Q. My cat is pooping outside of the litter bix. He is 2 1/2. He did this as a kitten. It stopped then started about 3 months ago. Litterbox is clean.
ANSWER : A. Inappropriate elimination or house soiling can be a frustrating problem but with a bit of detective work on your part, there is hope. First, before deciding that this is a behavioral issue, any medical problems (diarrhea, constipation, fecal incontinence, pain on defecation, etc.) need to be ruled out and/or treated. If your cat receives a clean bill of health from your vet but is still eliminating outside the litterbox, then we need to consider that something about the box itself might be aversive to your cat. Cats can be quite finicky about their litterbox and toileting habits. Below I have listed common recommendations and cat preferences for litterbox use.
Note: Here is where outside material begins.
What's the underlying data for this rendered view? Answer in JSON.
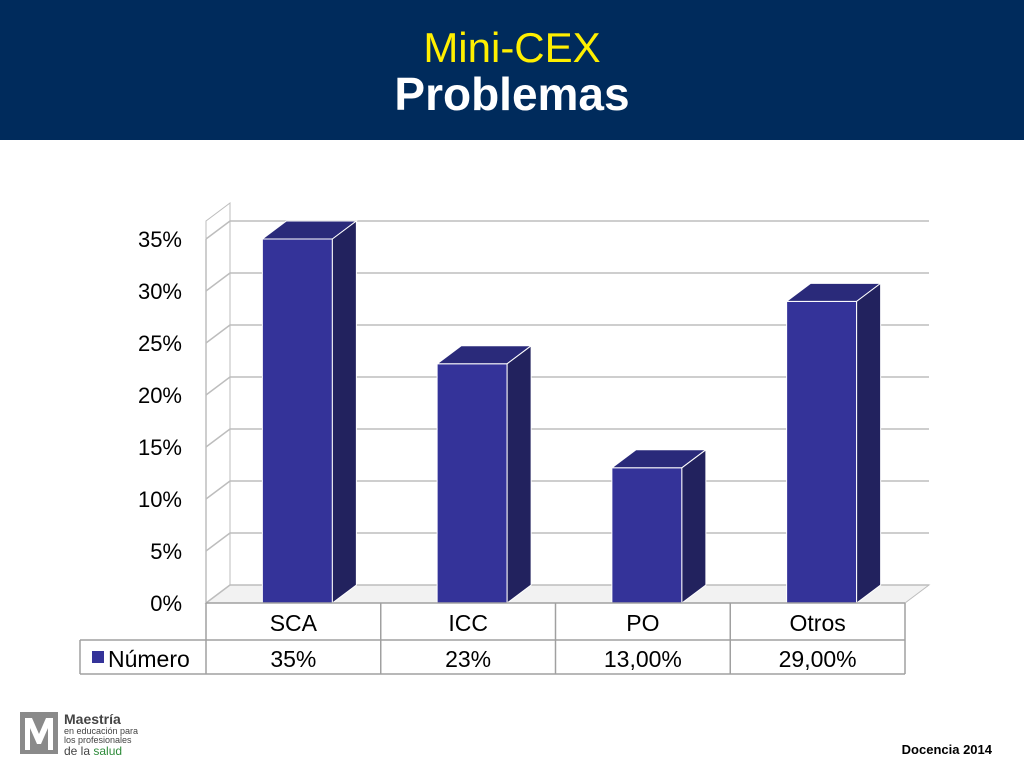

Review the list and make any changes that could account for your cat’s aversion to defecating in the litterbox:
* Soft, fine-grained clumping litter (vs, coarse-grained, non-clumping litter)
* Unscented
* 1 – 1 1/2 inch depth (especially older cats or cats with hip problems)
* Larger pans (especially for large cats) – want to get whole body inside – poop just outside the box might mean the box is too small
* Open, non-hooded
* At least one shallow side to get in and out easily
* Easy to get to – not hidden away, preferably in areas they spend time in or near – and not near appliances that make scary, unpredictable noises (washers, dryers, refrigerators)
* Scoop minimum 1X/day – preferably 2
* Clean the litterbox with soap and water and put in fresh scoopable litter at least once/month (instead of just continuously adding)
* Some cats prefer to urinate in one box and defecate in a separate box, so you may need 2 boxes even if you just have 1 cat. Multi-cat households should have 1 box/cat plus 1 extra.

Q. Would a male cat be affectionate to another male cat or would a female be more affectionate
ANSWER : A. The sex of the cats is less important than the personality of each cat. If the cat you have at home is already a strong-willed cat, another cat like that will lead to a lot of confrontations as they both try to be in charge and an older cat shouldn’t be matched with a rambunctious younger cat. If you keep in mind what your cat’s basic nature is, you’ll find a good match. I’ve always had multiple cats and rarely have a problem integrating a newcomer.

Q. I have a cat with that virur (aids) could u tell me about her disposition and care
ANSWER : A. Thanks for your question.

Unfortunately the discussion about what you asked has no straightforward answers and can be quite complex.

First thing that I would double check, considering that your cat is very young, is whether she is really infected. It is important to remember that kittens born to FIV-infected queens will receive antibodies from the queen via the milk, and so will test positive early in life though they may not be infected. Kittens with a positive test result should always be retested when they are 5-6 months of age.

Many FIV infected cats are able to live happily with the virus for a long period of time, and indeed the virus will not necessarily ever cause clinical disease.

Different factors will influence the onset of disease in your cat including:

– The ”subtype” of FIV your cat is infected with,

– Her immune response

– The presence or absence of other infectious agents.

To maintain a good quality of life for your cat, I will give you these general guidelines, but you will then find certainly helpful to speak with your veterinarian for specific cases.

– Some antiviral medications used in human patients with HIV infection have also been shown to help some cats with FIV infection. Interferons may have anti-viral effects and modify immune responses. A recombinant feline interferon (feline interferon omega) is available in some countries. Down side is the cost usually.

– Keep your cat away from other cats and possible source of infections;

– Maintain good quality nutrition;

– Keep your cat indoor if possible regularly checked by your veterinarian;

– Keep your cat away from non-infected cats.